#How does condition ? x : y work?

I received the following question in an interview:
Given the following code, what is the value of y and what is the value of x at the end of the program?

#define min(a, b) a < b ? a : b

int x = 0;
int y = min(x++, 5);

printf("%d %d\n, x, y);

I understand why x will be 2 at the end of the program, since the preprocessor will replace the macro with:

x++ < 5 ? x++ : 5

And x will be incremented twice, but why is y 1? In my head the increments haven't gone off yet when y receives its new value, so it would be 0. What happens behind the scenes?

I find such interview questions evil. I have faced such questions and worse, and felt relieved when I didn't get the job.

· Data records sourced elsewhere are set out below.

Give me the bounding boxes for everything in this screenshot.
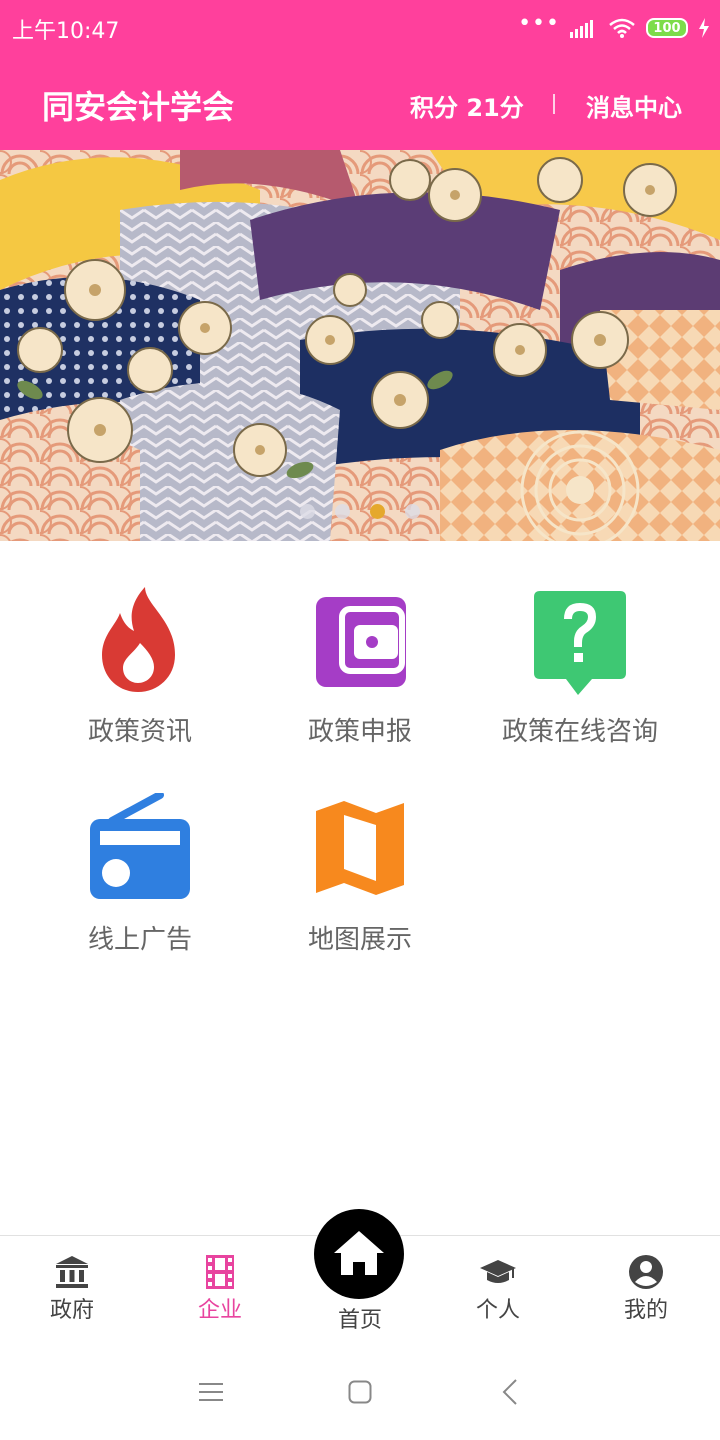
- tab-label: 企业: [197, 1298, 242, 1323]
- system-nav-bar: [0, 1346, 720, 1440]
- grid-item-label: 政策在线咨询: [501, 717, 658, 747]
- banner-dot[interactable]: [405, 504, 420, 519]
- graduation-cap-icon: [480, 1260, 516, 1283]
- map-icon: [316, 801, 404, 895]
- tab-government[interactable]: 政府: [12, 1254, 132, 1324]
- grid-item-policy-news[interactable]: 政策资讯: [30, 585, 250, 765]
- grid-item-label: 地图展示: [307, 925, 412, 955]
- wallet-icon: [316, 597, 406, 687]
- radio-icon: [90, 793, 190, 899]
- flame-icon: [102, 587, 175, 692]
- grid-item-policy-apply[interactable]: 政策申报: [250, 585, 470, 765]
- grid-item-map[interactable]: 地图展示: [250, 793, 470, 973]
- menu-icon[interactable]: [199, 1382, 223, 1402]
- banner-carousel[interactable]: [0, 150, 720, 541]
- charging-icon: [699, 18, 709, 38]
- banner-indicators: [0, 504, 720, 520]
- tab-home-label[interactable]: 首页: [320, 1302, 400, 1334]
- banner-dot-active[interactable]: [370, 504, 385, 519]
- grid-item-label: 政策申报: [307, 717, 412, 747]
- grid-item-label: 政策资讯: [87, 717, 192, 747]
- grid-item-label: 线上广告: [87, 925, 192, 955]
- battery-icon: 100: [646, 18, 688, 38]
- question-bubble-icon: [534, 591, 626, 695]
- home-icon: [334, 1231, 384, 1275]
- bank-icon: [56, 1256, 88, 1288]
- back-icon[interactable]: [502, 1379, 518, 1405]
- home-square-icon[interactable]: [348, 1380, 372, 1404]
- banner-dot[interactable]: [300, 504, 315, 519]
- banner-image: [0, 150, 720, 541]
- status-bar: 上午10:47 ••• 100: [0, 0, 720, 56]
- tab-enterprise[interactable]: 企业: [160, 1254, 280, 1324]
- page-title: 同安会计学会: [42, 88, 235, 126]
- tab-mine[interactable]: 我的: [586, 1254, 706, 1324]
- status-icons: ••• 100: [518, 11, 710, 42]
- battery-level: 100: [653, 20, 681, 36]
- tab-label: 我的: [623, 1298, 668, 1323]
- signal-icon: [570, 20, 593, 38]
- points-link[interactable]: 积分 21分: [410, 88, 524, 123]
- user-circle-icon: [629, 1255, 663, 1289]
- grid-item-online-ads[interactable]: 线上广告: [30, 793, 250, 973]
- banner-dot[interactable]: [335, 504, 350, 519]
- app-header: 同安会计学会 积分 21分 消息中心: [0, 56, 720, 150]
- wifi-icon: [609, 18, 635, 38]
- home-button[interactable]: [314, 1209, 404, 1299]
- message-center-link[interactable]: 消息中心: [586, 88, 682, 123]
- header-divider: [553, 94, 555, 114]
- tab-label: 政府: [49, 1298, 94, 1323]
- tab-label: 个人: [475, 1298, 520, 1323]
- tab-personal[interactable]: 个人: [438, 1254, 558, 1324]
- film-icon: [206, 1255, 234, 1289]
- more-dots-icon: •••: [518, 11, 560, 36]
- grid-item-policy-consult[interactable]: 政策在线咨询: [470, 585, 690, 765]
- status-time: 上午10:47: [12, 19, 120, 44]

We are programmers. Not compilers.

Yeah, worst of all this was a phone interview :)))

In

x++ < 5 ? x++ : 5

there's a sequence point before ?. Meaning, x++ < 5 will be evalutated fully first before choosing one of the branches. Then, x < 5 is the truth value to choose the branch off of, and before going there, x is incremented by 1. Since x had started with 0, x < 5 is truthful, and x will be 1 before choosing the "true" branch, i.e., x++. Then x's then-value will be what this entire ternary evaluates to, i.e., 1. After that, x will be incremented by 1, i.e., it will be 2.

Aha, that makes sense. Thank you!

!solved